Tuesday, November 19, 2013

Plotting my way out of writer's block

I've never really experienced 'writer's block' but have to admit, while working on my fifth Ghostwriter mystery recently, I struggled to get the story out, labouring over every sentence, feeling bored, floundering, wondering why I bother and was there a less talented writer anywhere on this dark earth.

Then I picked up a book I bought at the last Byron Bay Writers Festival that I'd neglected to read. An anthology of Australia's leading crime writers with the disappointingly cliché title If I Tell You ... I'll Have to Kill You (edited by Michael Robotham) and relief flooded through me like a cold shower in the middle of a Melbourne heat wave.

Forget about just 'Australia' and 'crime', 20 of the world's top writers have revealed that they, too, stumble and fall, flounder and feel like frauds from time to time. Experts like Gabrielle Lord and Kerry Greenwood, Peter Corris and Shane Maloney. Gee I'm in good company!

These wonderful, candid writers offer excellent advice on getting started, on keeping going, on plotting or not plotting (to each their own), on flow, character development and how to handle the ugly ego that sits on each of our shoulders laughing regularly at our 'ineptitude'. Every writer struggles occasionally. No writer thinks it's a breeze. Not even the best of them.

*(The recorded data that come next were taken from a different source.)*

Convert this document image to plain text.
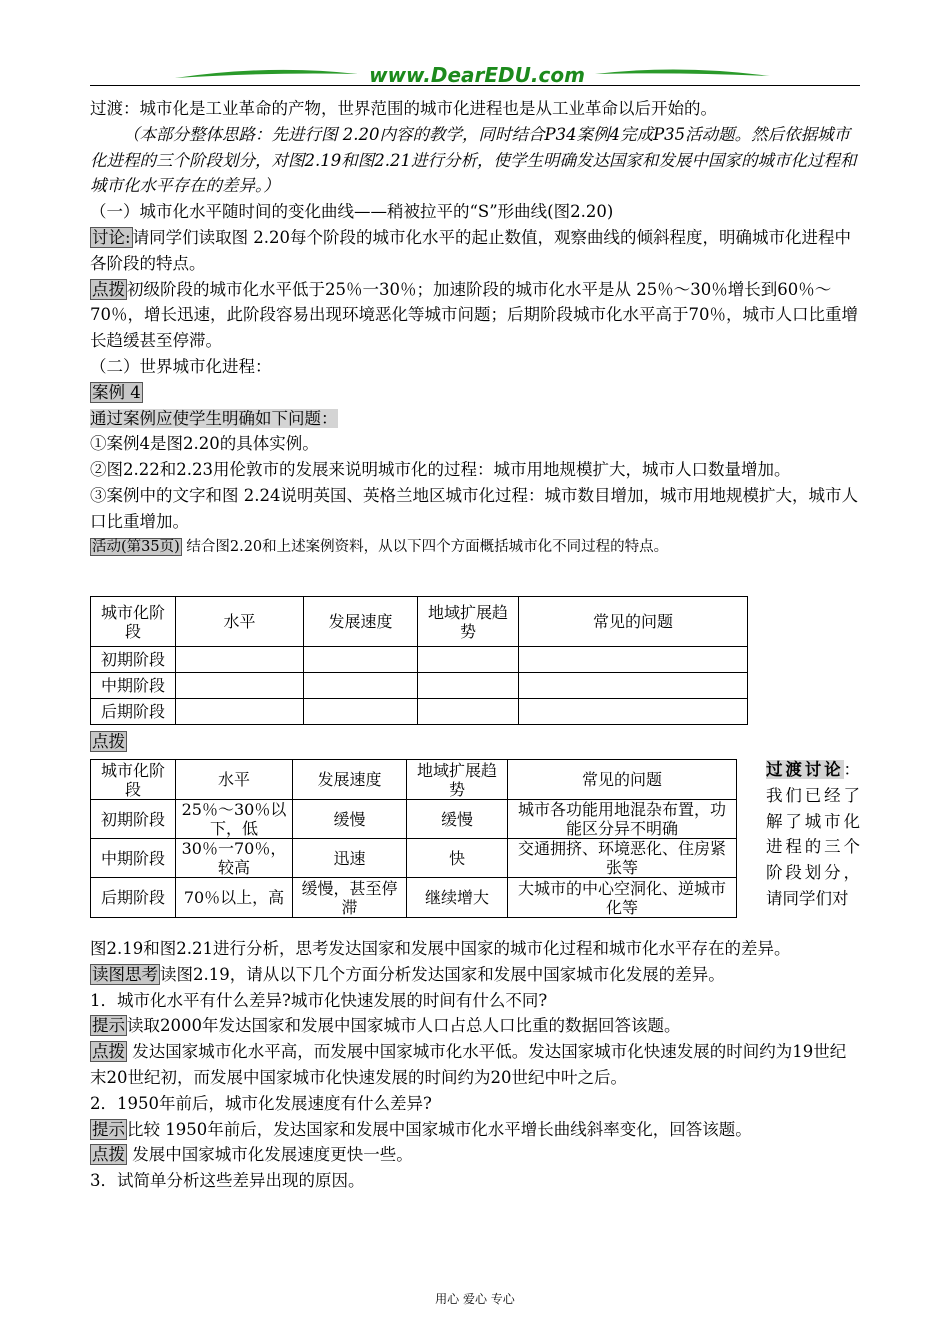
www.DearEDU.com
过渡：城市化是工业革命的产物，世界范围的城市化进程也是从工业革命以后开始的。
（本部分整体思路：先进行图 2.20内容的教学，同时结合P34案例4完成P35活动题。然后依据城市化进程的三个阶段划分，对图2.19和图2.21进行分析，使学生明确发达国家和发展中国家的城市化过程和城市化水平存在的差异。）
（一）城市化水平随时间的变化曲线——稍被拉平的“S”形曲线(图2.20)
讨论: 请同学们读取图 2.20每个阶段的城市化水平的起止数值，观察曲线的倾斜程度，明确城市化进程中各阶段的特点。
点拨 初级阶段的城市化水平低于25％一30％；加速阶段的城市化水平是从 25％～30％增长到60％～70％，增长迅速，此阶段容易出现环境恶化等城市问题；后期阶段城市化水平高于70％，城市人口比重增长趋缓甚至停滞。
（二）世界城市化进程：
案例 4
通过案例应使学生明确如下问题：
①案例4是图2.20的具体实例。
②图2.22和2.23用伦敦市的发展来说明城市化的过程：城市用地规模扩大，城市人口数量增加。
③案例中的文字和图 2.24说明英国、英格兰地区城市化过程：城市数目增加，城市用地规模扩大，城市人口比重增加。
活动(第35页) 结合图2.20和上述案例资料，从以下四个方面概括城市化不同过程的特点。
城市化阶段	水平	发展速度	地域扩展趋势	常见的问题
初期阶段				
中期阶段				
后期阶段				
点拨
城市化阶段	水平	发展速度	地域扩展趋势	常见的问题
初期阶段	25％～30％以下，低	缓慢	缓慢	城市各功能用地混杂布置，功能区分异不明确
中期阶段	30％一70％，较高	迅速	快	交通拥挤、环境恶化、住房紧张等
后期阶段	70％以上，高	缓慢，甚至停滞	继续增大	大城市的中心空洞化、逆城市化等
过渡讨论：我们已经了解了城市化进程的三个阶段划分，请同学们对
图2.19和图2.21进行分析，思考发达国家和发展中国家的城市化过程和城市化水平存在的差异。
读图思考 读图2.19，请从以下几个方面分析发达国家和发展中国家城市化发展的差异。
1．城市化水平有什么差异?城市化快速发展的时间有什么不同?
提示 读取2000年发达国家和发展中国家城市人口占总人口比重的数据回答该题。
点拨 发达国家城市化水平高，而发展中国家城市化水平低。发达国家城市化快速发展的时间约为19世纪末20世纪初，而发展中国家城市化快速发展的时间约为20世纪中叶之后。
2．1950年前后，城市化发展速度有什么差异?
提示 比较 1950年前后，发达国家和发展中国家城市化水平增长曲线斜率变化，回答该题。
点拨 发展中国家城市化发展速度更快一些。
3．试简单分析这些差异出现的原因。
用心 爱心 专心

Of course, deep down I know all this, I've heard it all before, but to see it at this time, as I struggle with a series that, just between you and me, has been a breeze, was a welcome buoy in what's been a turbulent and unproductive month. (Well, if you don't count the spotless kitchen and one very tidy desk.)

Just promise yourself you'll write 500 words a day, suggests Katherine Howell (writer of pacy ambo thrillers). If that doesn't work, make it 250. Before you know it, you'll be on a roll. Others advised I just put the pen down (keyboard, iPad...) and go for a stroll. Thinking, or not thinking, is just as pivotal to plotting as getting letters onto a page. (Sadly, most of us see this as a waste of time, but oh no it's not!) Almost everyone stressed the importance of character and I wondered whether I'd not developed mine enough. Was that my stumbling block?

Then I read that perhaps it's not me that's struggling. It's the plot. Yes, I thought, yes! Let's blame the blasted plot!

I put my keyboard aside and I sat out on my veranda, watching the wallabies mow the backyard as the catbirds screeched like manic babies in the poinciana above, and I looked again at my plot. Of course. That was it. My plot was all wrong. It just wasn't doing its job. There were not enough suspects. There were certainly not enough dead bodies. It was all a bit of a yawnfest. No wonder I was bored senseless, it was a senselessly boring plot. So I grabbed pen and paper and reworked the entire novel. Then I returned to my keyboard and the story began to flow.

I haven't stopped writing since.

Thanks, fellow writers, for your candour and your encouragment, but most of all, thank you for your failings, because without them, I'd still be scrubbing every square inch of my office.

Happy reading (and writing) everyone.